In Search of the Opposite

Since before the word ‘relativity’ came into common usage, the concept of relativity has been applicable in all domains. The full purport of an idea is only understood when it is placed beside something which is in stark contrast to it. The qualities of the words bright, tall, heavy, and wide hold no meaning without their counterpoints dim, short, light, and narrow. Even the phonic of the word yes is in contrast to that of its opposite, no. This makes the meaning of these two words recognizable in any language, only by their sounds. Just as a person who has been held captive can best describe freedom, it can only be said that a space is vast when it is approached through a series of relatively constricted spaces. The vastness of the space is entirely realized after the idea of narrowness is introduced. Such is the use of adjectives in the language of architecture.

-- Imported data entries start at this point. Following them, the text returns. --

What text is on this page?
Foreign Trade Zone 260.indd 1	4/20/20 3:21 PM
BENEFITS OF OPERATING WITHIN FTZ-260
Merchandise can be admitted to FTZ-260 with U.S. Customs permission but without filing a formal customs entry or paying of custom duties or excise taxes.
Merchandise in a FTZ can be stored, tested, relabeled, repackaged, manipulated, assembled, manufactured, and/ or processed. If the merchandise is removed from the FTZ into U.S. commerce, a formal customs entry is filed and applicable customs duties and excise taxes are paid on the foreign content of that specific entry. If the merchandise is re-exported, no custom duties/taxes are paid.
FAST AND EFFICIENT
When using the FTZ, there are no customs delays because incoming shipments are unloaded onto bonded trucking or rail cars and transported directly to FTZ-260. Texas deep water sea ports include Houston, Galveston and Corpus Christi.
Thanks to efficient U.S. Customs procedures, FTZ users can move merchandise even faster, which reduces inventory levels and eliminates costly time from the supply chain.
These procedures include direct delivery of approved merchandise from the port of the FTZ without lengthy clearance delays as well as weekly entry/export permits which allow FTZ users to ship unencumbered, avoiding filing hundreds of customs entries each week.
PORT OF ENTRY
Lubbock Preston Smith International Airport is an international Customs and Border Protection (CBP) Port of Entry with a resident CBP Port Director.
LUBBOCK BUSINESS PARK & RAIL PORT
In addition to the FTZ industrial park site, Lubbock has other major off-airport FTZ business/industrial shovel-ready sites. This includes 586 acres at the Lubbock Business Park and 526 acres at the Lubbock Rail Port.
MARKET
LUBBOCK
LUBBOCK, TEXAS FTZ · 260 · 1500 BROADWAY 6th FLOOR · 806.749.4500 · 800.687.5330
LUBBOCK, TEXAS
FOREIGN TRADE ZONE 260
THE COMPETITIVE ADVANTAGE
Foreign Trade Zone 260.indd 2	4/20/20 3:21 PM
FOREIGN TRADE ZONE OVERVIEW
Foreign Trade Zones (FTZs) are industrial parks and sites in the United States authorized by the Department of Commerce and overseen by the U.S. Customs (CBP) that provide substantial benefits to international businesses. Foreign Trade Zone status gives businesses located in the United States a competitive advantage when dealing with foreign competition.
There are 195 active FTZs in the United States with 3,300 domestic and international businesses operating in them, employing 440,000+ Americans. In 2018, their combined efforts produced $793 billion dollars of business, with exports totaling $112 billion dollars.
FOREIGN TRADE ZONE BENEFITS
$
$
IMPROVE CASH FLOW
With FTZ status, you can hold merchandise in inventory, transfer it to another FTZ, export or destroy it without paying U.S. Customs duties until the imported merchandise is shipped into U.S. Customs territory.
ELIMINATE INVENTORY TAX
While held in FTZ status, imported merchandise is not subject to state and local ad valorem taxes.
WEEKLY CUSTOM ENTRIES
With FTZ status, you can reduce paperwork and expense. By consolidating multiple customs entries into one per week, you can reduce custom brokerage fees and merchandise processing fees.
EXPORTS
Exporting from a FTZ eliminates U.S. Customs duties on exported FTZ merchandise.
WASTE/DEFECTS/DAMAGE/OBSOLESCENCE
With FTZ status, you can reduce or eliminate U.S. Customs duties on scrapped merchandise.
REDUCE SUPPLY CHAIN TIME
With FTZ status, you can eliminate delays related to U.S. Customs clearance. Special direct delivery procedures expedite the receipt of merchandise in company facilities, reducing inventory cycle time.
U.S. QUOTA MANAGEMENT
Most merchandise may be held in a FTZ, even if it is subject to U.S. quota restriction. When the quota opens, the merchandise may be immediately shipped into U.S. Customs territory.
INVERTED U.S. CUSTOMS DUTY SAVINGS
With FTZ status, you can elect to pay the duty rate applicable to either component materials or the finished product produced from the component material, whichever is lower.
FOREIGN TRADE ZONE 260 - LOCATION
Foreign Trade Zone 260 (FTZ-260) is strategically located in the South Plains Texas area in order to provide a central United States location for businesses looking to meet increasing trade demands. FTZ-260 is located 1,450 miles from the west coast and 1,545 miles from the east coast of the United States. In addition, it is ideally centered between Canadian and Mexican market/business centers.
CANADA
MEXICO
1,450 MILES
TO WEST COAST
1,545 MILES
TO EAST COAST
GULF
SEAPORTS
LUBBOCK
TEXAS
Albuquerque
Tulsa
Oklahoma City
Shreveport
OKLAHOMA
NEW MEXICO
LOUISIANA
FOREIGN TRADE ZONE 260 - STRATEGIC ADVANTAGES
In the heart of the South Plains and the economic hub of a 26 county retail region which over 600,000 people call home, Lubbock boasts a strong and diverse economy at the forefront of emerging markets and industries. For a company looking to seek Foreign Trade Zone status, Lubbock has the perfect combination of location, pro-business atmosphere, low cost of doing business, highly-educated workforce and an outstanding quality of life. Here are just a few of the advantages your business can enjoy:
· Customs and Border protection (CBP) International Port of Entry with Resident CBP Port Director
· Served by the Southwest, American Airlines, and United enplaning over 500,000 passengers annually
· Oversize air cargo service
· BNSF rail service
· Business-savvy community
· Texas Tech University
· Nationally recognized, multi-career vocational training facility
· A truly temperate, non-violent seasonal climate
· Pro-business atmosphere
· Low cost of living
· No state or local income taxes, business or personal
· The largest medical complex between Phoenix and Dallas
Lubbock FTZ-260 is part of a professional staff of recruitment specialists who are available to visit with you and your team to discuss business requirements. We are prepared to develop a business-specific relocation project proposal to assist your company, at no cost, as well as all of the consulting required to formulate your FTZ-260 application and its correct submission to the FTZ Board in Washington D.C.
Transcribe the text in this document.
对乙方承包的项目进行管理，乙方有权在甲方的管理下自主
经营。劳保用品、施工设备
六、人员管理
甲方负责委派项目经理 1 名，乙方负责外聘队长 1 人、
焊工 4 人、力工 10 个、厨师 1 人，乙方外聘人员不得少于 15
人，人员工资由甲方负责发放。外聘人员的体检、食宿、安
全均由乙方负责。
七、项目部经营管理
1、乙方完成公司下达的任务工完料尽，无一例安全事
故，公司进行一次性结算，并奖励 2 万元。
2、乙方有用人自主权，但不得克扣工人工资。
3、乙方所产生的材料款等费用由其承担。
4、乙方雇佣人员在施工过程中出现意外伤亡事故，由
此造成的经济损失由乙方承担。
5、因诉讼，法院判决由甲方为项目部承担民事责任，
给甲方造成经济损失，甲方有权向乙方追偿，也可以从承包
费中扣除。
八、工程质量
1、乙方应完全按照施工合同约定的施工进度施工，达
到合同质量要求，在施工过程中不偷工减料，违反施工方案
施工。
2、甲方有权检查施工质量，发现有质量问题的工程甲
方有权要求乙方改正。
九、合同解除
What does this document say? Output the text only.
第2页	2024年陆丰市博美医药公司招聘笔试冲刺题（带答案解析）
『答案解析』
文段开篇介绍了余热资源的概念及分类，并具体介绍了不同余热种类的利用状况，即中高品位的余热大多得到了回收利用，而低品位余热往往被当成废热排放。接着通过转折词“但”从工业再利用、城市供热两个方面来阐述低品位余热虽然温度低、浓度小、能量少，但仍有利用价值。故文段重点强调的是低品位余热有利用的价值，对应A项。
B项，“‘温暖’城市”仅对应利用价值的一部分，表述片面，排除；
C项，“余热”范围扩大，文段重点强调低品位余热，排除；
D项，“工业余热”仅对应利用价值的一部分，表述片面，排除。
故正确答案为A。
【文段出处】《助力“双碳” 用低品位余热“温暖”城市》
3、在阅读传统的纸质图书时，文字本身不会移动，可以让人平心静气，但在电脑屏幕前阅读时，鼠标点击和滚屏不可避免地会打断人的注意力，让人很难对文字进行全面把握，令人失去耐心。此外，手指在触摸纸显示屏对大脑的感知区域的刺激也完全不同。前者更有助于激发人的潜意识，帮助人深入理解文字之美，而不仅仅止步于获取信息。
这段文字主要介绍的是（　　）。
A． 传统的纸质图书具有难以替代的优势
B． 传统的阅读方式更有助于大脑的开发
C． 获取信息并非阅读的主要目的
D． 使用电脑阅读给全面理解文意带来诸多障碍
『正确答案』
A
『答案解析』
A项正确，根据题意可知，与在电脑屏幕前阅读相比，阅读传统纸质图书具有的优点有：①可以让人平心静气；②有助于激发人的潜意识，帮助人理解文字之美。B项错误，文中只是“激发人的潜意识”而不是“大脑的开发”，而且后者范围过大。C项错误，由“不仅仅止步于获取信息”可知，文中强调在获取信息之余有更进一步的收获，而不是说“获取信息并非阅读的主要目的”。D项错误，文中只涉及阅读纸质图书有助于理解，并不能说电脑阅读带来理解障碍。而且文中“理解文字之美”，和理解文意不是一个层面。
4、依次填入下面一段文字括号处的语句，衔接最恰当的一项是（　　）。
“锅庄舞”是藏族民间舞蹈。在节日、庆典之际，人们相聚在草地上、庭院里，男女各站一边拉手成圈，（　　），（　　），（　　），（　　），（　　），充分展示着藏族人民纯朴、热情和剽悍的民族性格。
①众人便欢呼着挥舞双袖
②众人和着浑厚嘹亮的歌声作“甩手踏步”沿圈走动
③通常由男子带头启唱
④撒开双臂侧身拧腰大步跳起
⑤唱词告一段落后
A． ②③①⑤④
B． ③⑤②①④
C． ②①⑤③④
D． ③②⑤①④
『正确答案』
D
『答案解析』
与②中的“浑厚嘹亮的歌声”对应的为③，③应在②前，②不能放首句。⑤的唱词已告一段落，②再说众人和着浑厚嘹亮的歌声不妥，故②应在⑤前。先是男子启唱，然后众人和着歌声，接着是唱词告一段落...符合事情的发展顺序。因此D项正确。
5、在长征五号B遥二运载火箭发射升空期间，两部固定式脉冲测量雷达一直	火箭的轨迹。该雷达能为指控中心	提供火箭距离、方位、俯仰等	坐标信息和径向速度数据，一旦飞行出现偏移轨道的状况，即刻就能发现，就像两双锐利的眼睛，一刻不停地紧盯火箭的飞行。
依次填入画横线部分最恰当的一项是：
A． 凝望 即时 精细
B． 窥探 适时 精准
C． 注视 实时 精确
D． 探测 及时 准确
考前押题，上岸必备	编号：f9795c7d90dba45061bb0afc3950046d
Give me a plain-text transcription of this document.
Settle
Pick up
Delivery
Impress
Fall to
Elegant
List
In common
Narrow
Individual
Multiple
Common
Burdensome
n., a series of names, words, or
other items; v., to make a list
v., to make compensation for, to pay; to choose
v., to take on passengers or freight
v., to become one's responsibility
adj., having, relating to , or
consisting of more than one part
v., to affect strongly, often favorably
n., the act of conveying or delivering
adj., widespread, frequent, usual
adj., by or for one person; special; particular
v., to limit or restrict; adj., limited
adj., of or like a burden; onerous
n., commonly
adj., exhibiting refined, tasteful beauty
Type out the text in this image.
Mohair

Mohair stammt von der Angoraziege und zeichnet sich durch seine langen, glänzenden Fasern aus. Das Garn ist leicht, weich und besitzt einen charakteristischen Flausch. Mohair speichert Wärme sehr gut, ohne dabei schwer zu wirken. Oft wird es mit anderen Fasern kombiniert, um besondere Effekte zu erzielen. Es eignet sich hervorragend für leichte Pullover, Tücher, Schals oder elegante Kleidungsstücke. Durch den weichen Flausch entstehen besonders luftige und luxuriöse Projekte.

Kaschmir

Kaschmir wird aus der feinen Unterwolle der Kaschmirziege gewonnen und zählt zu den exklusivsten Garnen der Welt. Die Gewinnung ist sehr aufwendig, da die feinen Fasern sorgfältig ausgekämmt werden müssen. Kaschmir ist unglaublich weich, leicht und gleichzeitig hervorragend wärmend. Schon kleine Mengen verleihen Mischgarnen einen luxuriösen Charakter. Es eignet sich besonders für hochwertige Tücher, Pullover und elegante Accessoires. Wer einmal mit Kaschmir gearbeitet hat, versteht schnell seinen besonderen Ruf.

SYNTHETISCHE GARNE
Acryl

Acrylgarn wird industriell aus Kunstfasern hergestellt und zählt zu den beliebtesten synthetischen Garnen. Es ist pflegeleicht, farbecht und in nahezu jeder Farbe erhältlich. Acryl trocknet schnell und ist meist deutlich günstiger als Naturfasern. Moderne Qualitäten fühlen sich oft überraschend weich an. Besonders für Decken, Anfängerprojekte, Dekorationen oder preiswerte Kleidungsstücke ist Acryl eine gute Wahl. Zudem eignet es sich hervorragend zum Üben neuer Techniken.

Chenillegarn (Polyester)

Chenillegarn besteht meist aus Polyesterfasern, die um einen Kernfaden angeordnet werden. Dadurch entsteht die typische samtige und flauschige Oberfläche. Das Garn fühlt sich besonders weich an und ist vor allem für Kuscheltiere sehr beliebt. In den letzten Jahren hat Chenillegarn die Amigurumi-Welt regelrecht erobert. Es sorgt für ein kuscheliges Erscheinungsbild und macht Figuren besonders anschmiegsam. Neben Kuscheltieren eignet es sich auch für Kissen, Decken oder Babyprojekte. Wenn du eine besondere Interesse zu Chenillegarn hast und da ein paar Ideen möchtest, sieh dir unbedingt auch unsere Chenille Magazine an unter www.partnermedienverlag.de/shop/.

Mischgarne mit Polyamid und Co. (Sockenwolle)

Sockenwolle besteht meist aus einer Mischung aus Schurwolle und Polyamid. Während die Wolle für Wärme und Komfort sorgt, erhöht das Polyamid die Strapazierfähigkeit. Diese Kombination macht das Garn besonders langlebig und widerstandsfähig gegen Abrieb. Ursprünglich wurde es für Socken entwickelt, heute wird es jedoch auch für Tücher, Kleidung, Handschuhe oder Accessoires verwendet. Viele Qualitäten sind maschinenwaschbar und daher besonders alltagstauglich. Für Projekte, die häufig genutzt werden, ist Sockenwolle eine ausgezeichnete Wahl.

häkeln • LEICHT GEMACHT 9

Man is on an eternal, subconscious search for opposites. A splash of color breaks the monotony of a black and white film. A sudden countermove by one member of a dance formation renews the audience’s interest in the show. A hairpin turn on a steep mountain road draws attention to the view beyond. Such antonyms satisfy man’s quest for the opposite, and are used to provoke. They invoke a response, a gasp of awe, an awakening from a dream which is comfortable by virtue of its predictability.

Architecture is experienced spatially over time. Through the ages, architects have used this characteristic to create spaces that unfold progressively as a series of experiences occurring as one navigates through a building. One of the principles of basic design involves creating a large move in one direction, followed by a counter-move in an opposite direction to achieve balance, contrast, tension. An enclosed room leading to a tall, open atrium, a steep flight of steps leading to a balcony with a view, a dark hallway lit by a series of punctures, a traditional water tank in the midst of a busy concrete jungle… all these are exercises in exploiting the architectural antonym. Complementary opposites satiate the want for an element of surprise, a contradiction.

Applying this assumption to the architecture of heritage structures, it can be argued that over time, a comfortable, predictable and known entity often stagnates. Architecture which is renowned as a World Heritage Site remains in a bygone era, a mute testimony to time. Its every nook and cranny has been discovered, photographed and documented. Each step has been tread on by centuries of visitors. Its plan has been replicated in many a publication. There is no search for a denied view, nor is there any reward when it is provided. When everything is known, there are no surprises. Yet each wall tells a tale, if it can be read carefully. This tale only reveals itself when the architecture is viewed in a new light.

Consider the rigid order of the city of Fatehpur Sikri, its rigorous proportions and the meticulous planning that governed its architecture. A determined geometry decides the placement and repetition of each detail in the ornamentation, the location and shape of fenestrations, the length and width of each tile. Architecture of this caliber is not replicable. Undaunted by time, Fatehpur Sikri is not in want of anything, it is complete. Introduction of form where no void exists is the real challenge.

According to accepted dicta about architectural heritage, any new intervention must be compatible with the existing vocabulary. Contrarily, especially in this case, unnecessary addition of more ornamented surfaces of sandstone would result in a kitschy mockery of the existing architecture, diluting its significance and uprooting its connection with the time in which it was designed. It is possible to respect what exists by introducing something entirely in contrast; this does not mean to compete with the heritage structures or to render them trivial. Instead, to provide serendipitous introductions that incite awe would serve to break the predictability of Fatehpur Sikri with a breath of fresh air.

Any new introduction must strive to fine-tune the existing idea, to strip it down to its rawness, and seat it beside its anti-thesis. When placed against a contrasting background, a figure becomes more significant. The aim is thus to intervene in a subdued manner, only to enhance the beauty of Fatehpur Sikri by the insertion of antonyms, be they in contrast to its existing design, function, material, structure or emotional relevance. None of the architecture of Fatehpur Sikri has a designated use today. Is it necessary for architecture to have a fixed function? A functionless introduction can, on the contrary, accommodate a number of functions and serve a great many uses.

The reference point is a lost city. It is the enclosure within which the design will grow. The intent is to create a contradiction, to invoke a search for the opposite, to reward that search with unpredictable spaces throughout the journey, to allow Fatehpur Sikri to be seen in an entirely new light, and to incite its architecture to speak an untold tale.